In mitigation, the Court heard that B was "remorseful" and had apologised for not telling the Department about the proceedings against him.

The published judgement noted: "...He submitted an affidavit in which he explains in detail his position in relation to the [Bar Tribunal and Adjudication Services] proceedings, his career to date and the various mental health challenges which he has had to face since being notified of the complaint made against him in 2017... This is tendered not as a justification but as an explanation for his failure to meet his normal high standards."

Agreeing that he should be readmitted, Commissioner Sir William Bailhache, who was sitting with Jurats Ramsden, Thomas, Ronge, Pitman and Dulake, said: “We accept the distinction which is drawn between dishonesty, which can be explained as a momentary aberration, and other forms of dishonesty, which cannot.

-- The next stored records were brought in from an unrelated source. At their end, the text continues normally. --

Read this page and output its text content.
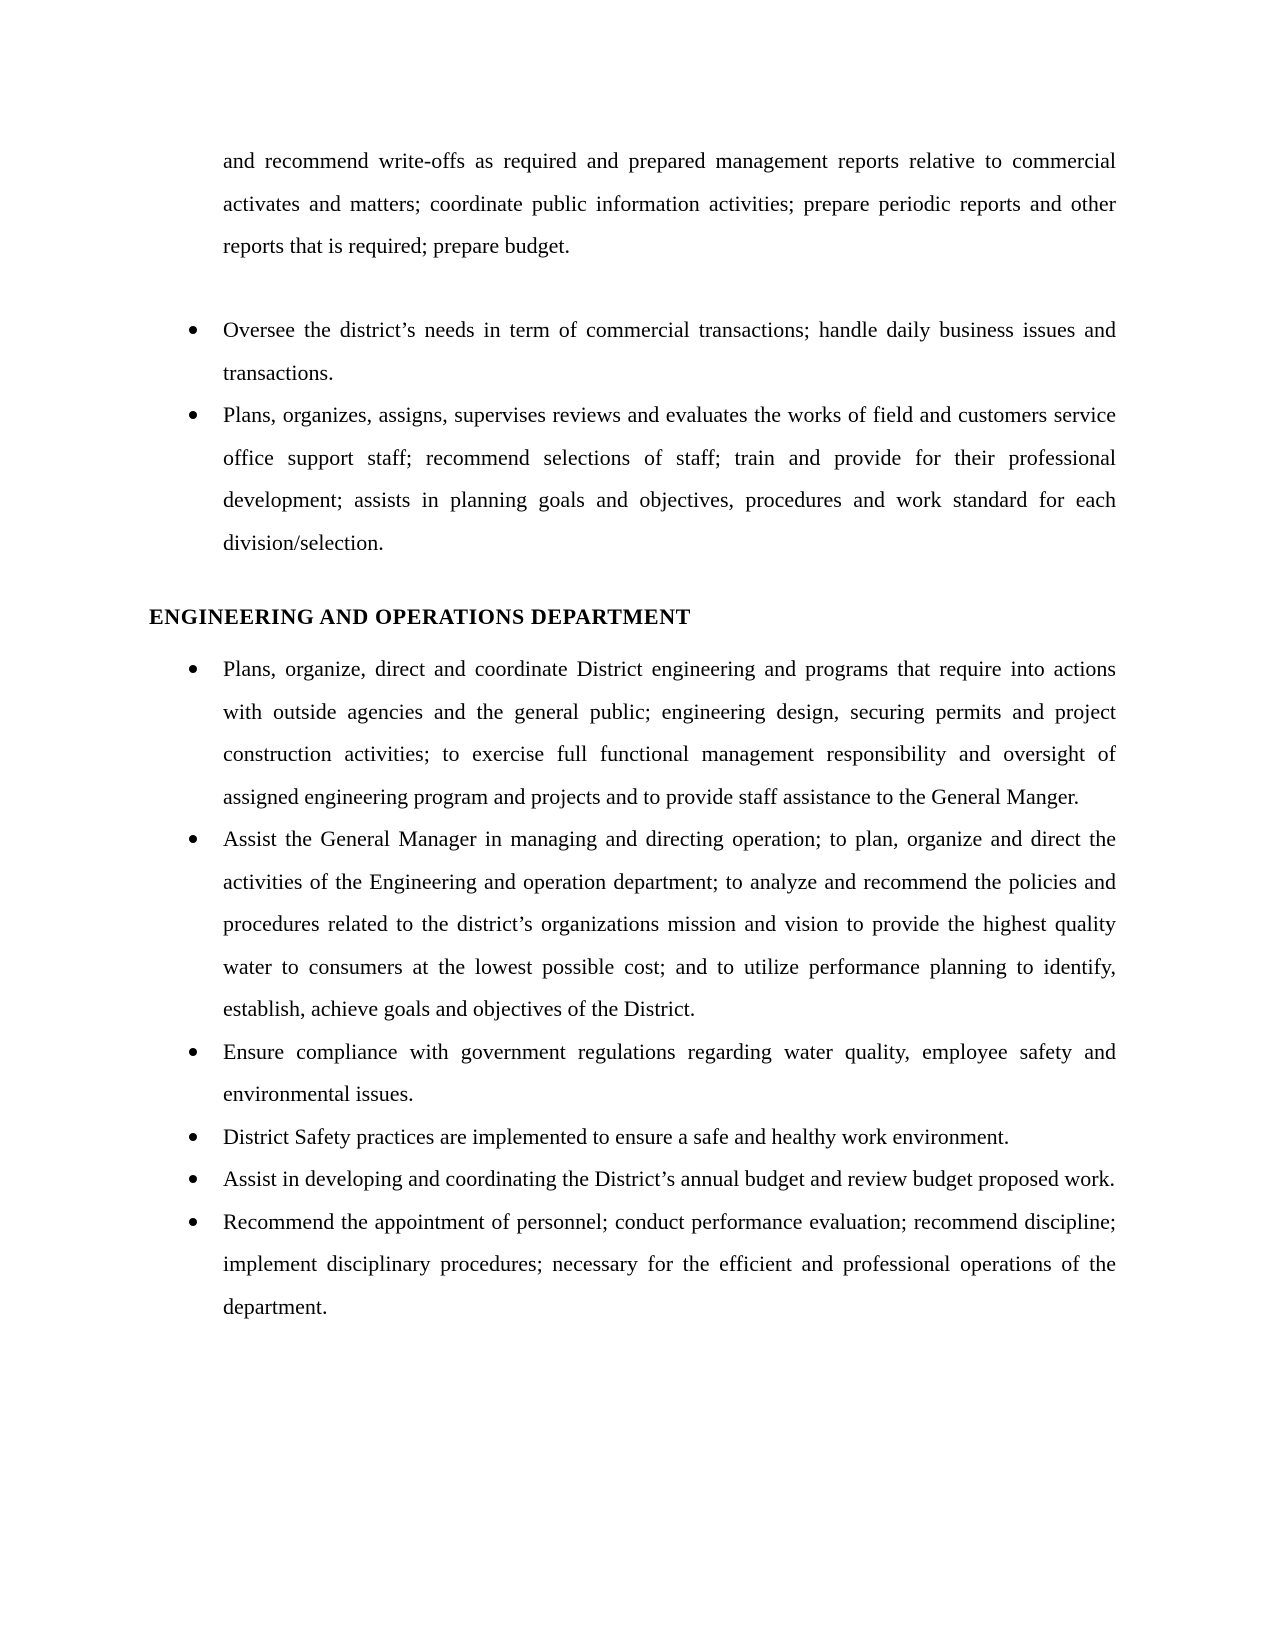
and recommend write-offs as required and prepared management reports relative to commercial activates and matters; coordinate public information activities; prepare periodic reports and other reports that is required; prepare budget.

Oversee the district’s needs in term of commercial transactions; handle daily business issues and transactions.
Plans, organizes, assigns, supervises reviews and evaluates the works of field and customers service office support staff; recommend selections of staff; train and provide for their professional development; assists in planning goals and objectives, procedures and work standard for each division/selection.
ENGINEERING AND OPERATIONS DEPARTMENT
Plans, organize, direct and coordinate District engineering and programs that require into actions with outside agencies and the general public; engineering design, securing permits and project construction activities; to exercise full functional management responsibility and oversight of assigned engineering program and projects and to provide staff assistance to the General Manger.
Assist the General Manager in managing and directing operation; to plan, organize and direct the activities of the Engineering and operation department; to analyze and recommend the policies and procedures related to the district’s organizations mission and vision to provide the highest quality water to consumers at the lowest possible cost; and to utilize performance planning to identify, establish, achieve goals and objectives of the District.
Ensure compliance with government regulations regarding water quality, employee safety and environmental issues.
District Safety practices are implemented to ensure a safe and healthy work environment.
Assist in developing and coordinating the District’s annual budget and review budget proposed work.
Recommend the appointment of personnel; conduct performance evaluation; recommend discipline; implement disciplinary procedures; necessary for the efficient and professional operations of the department.
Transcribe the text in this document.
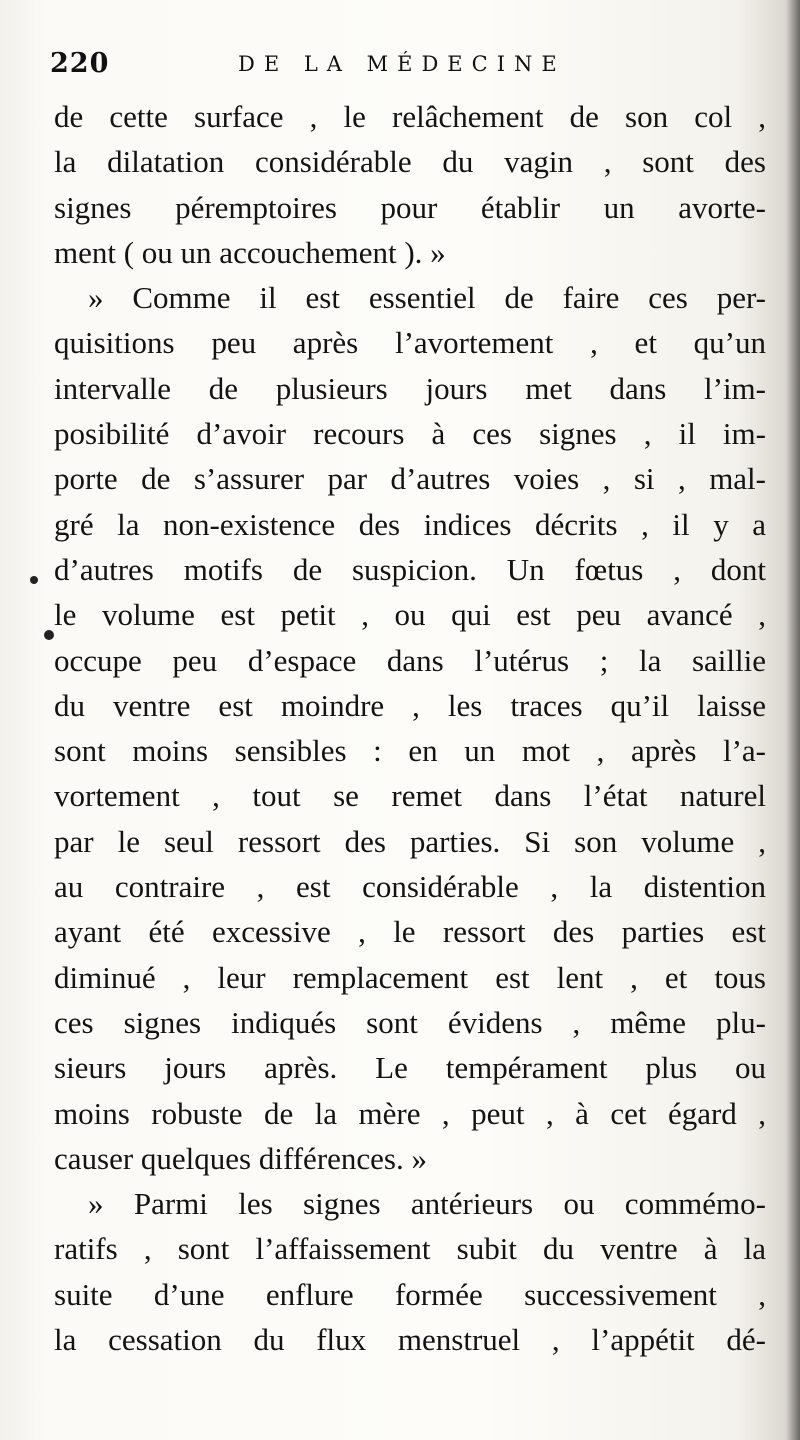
220	DE LA MÉDECINE
de cette surface , le relâchement de son col ,
la dilatation considérable du vagin , sont des
signes péremptoires pour établir un avorte-
ment ( ou un accouchement ). »
» Comme il est essentiel de faire ces per-
quisitions peu après l’avortement , et qu’un
intervalle de plusieurs jours met dans l’im-
posibilité d’avoir recours à ces signes , il im-
porte de s’assurer par d’autres voies , si , mal-
gré la non-existence des indices décrits , il y a
d’autres motifs de suspicion. Un fœtus , dont
le volume est petit , ou qui est peu avancé ,
occupe peu d’espace dans l’utérus ; la saillie
du ventre est moindre , les traces qu’il laisse
sont moins sensibles : en un mot , après l’a-
vortement , tout se remet dans l’état naturel
par le seul ressort des parties. Si son volume ,
au contraire , est considérable , la distention
ayant été excessive , le ressort des parties est
diminué , leur remplacement est lent , et tous
ces signes indiqués sont évidens , même plu-
sieurs jours après. Le tempérament plus ou
moins robuste de la mère , peut , à cet égard ,
causer quelques différences. »
» Parmi les signes antérieurs ou commémo-
ratifs , sont l’affaissement subit du ventre à la
suite d’une enflure formée successivement ,
la cessation du flux menstruel , l’appétit dé-
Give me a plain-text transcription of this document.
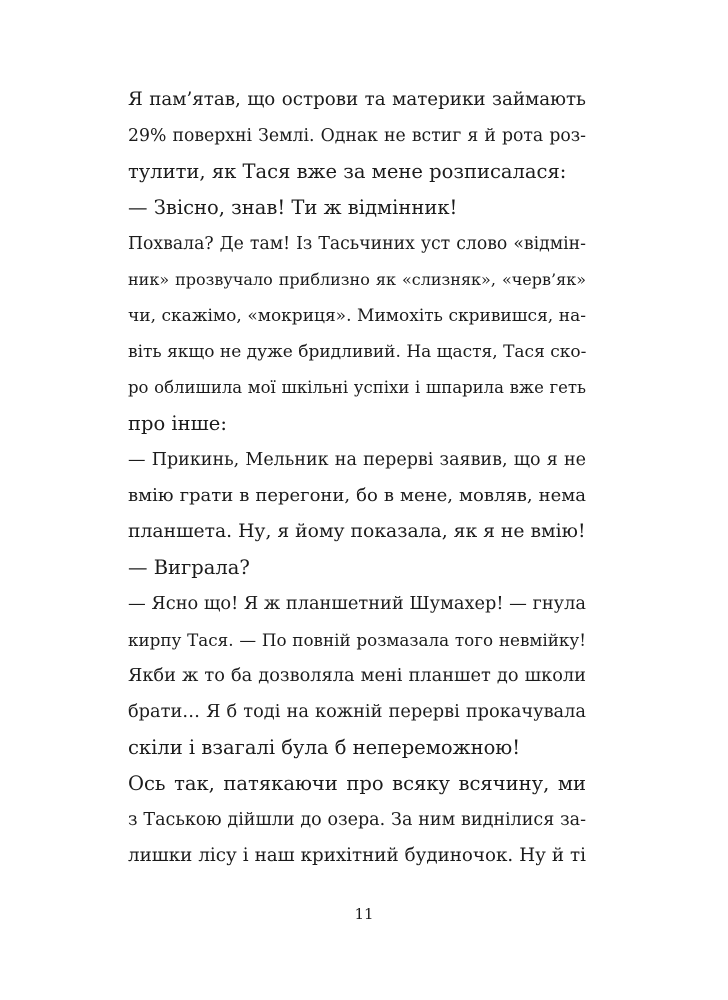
Я пам’ятав, що острови та материки займають
29% поверхні Землі. Однак не встиг я й рота роз-
тулити, як Тася вже за мене розписалася:
— Звісно, знав! Ти ж відмінник!
Похвала? Де там! Із Тасьчиних уст слово «відмін-
ник» прозвучало приблизно як «слизняк», «черв’як»
чи, скажімо, «мокриця». Мимохіть скривишся, на-
віть якщо не дуже бридливий. На щастя, Тася ско-
ро облишила мої шкільні успіхи і шпарила вже геть
про інше:
— Прикинь, Мельник на перерві заявив, що я не
вмію грати в перегони, бо в мене, мовляв, нема
планшета. Ну, я йому показала, як я не вмію!
— Виграла?
— Ясно що! Я ж планшетний Шумахер! — гнула
кирпу Тася. — По повній розмазала того невмійку!
Якби ж то ба дозволяла мені планшет до школи
брати… Я б тоді на кожній перерві прокачувала
скіли і взагалі була б непереможною!
Ось так, патякаючи про всяку всячину, ми
з Таською дійшли до озера. За ним виднілися за-
лишки лісу і наш крихітний будиночок. Ну й ті
11
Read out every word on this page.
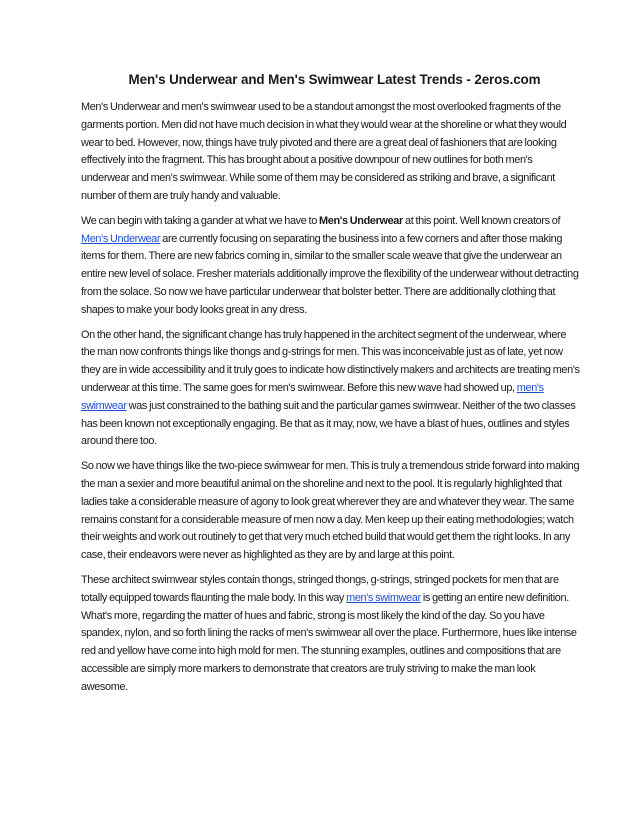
Men's Underwear and Men's Swimwear Latest Trends - 2eros.com

Men's Underwear and men's swimwear used to be a standout amongst the most overlooked fragments of the garments portion. Men did not have much decision in what they would wear at the shoreline or what they would wear to bed. However, now, things have truly pivoted and there are a great deal of fashioners that are looking effectively into the fragment. This has brought about a positive downpour of new outlines for both men's underwear and men's swimwear. While some of them may be considered as striking and brave, a significant number of them are truly handy and valuable.

We can begin with taking a gander at what we have to Men's Underwear at this point. Well known creators of Men's Underwear are currently focusing on separating the business into a few corners and after those making items for them. There are new fabrics coming in, similar to the smaller scale weave that give the underwear an entire new level of solace. Fresher materials additionally improve the flexibility of the underwear without detracting from the solace. So now we have particular underwear that bolster better. There are additionally clothing that shapes to make your body looks great in any dress.

On the other hand, the significant change has truly happened in the architect segment of the underwear, where the man now confronts things like thongs and g-strings for men. This was inconceivable just as of late, yet now they are in wide accessibility and it truly goes to indicate how distinctively makers and architects are treating men's underwear at this time. The same goes for men's swimwear. Before this new wave had showed up, men's swimwear was just constrained to the bathing suit and the particular games swimwear. Neither of the two classes has been known not exceptionally engaging. Be that as it may, now, we have a blast of hues, outlines and styles around there too.

So now we have things like the two-piece swimwear for men. This is truly a tremendous stride forward into making the man a sexier and more beautiful animal on the shoreline and next to the pool. It is regularly highlighted that ladies take a considerable measure of agony to look great wherever they are and whatever they wear. The same remains constant for a considerable measure of men now a day. Men keep up their eating methodologies; watch their weights and work out routinely to get that very much etched build that would get them the right looks. In any case, their endeavors were never as highlighted as they are by and large at this point.

These architect swimwear styles contain thongs, stringed thongs, g-strings, stringed pockets for men that are totally equipped towards flaunting the male body. In this way men's swimwear is getting an entire new definition. What's more, regarding the matter of hues and fabric, strong is most likely the kind of the day. So you have spandex, nylon, and so forth lining the racks of men's swimwear all over the place. Furthermore, hues like intense red and yellow have come into high mold for men. The stunning examples, outlines and compositions that are accessible are simply more markers to demonstrate that creators are truly striving to make the man look awesome.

“Of course, even a momentary aberration may be so serious that it cannot be disregarded; but we do not think this is the case here.

“B was a barrister of established integrity who was faced with a complaint which he must have known was potentially career threatening.

“His reaction to that was wrong. In the cold light of day, he now realises that. There has been no dissembling before this court in what he has done incorrectly.

“Having regard to all the evidence before us, we think we can and should draw from his conduct the conclusion that this failure to disclose the fact of the complaint, the investigation and the progress of the hearing does not go to such a material flaw in B’s character which would make him unfit for admission to the Bar in Jersey.”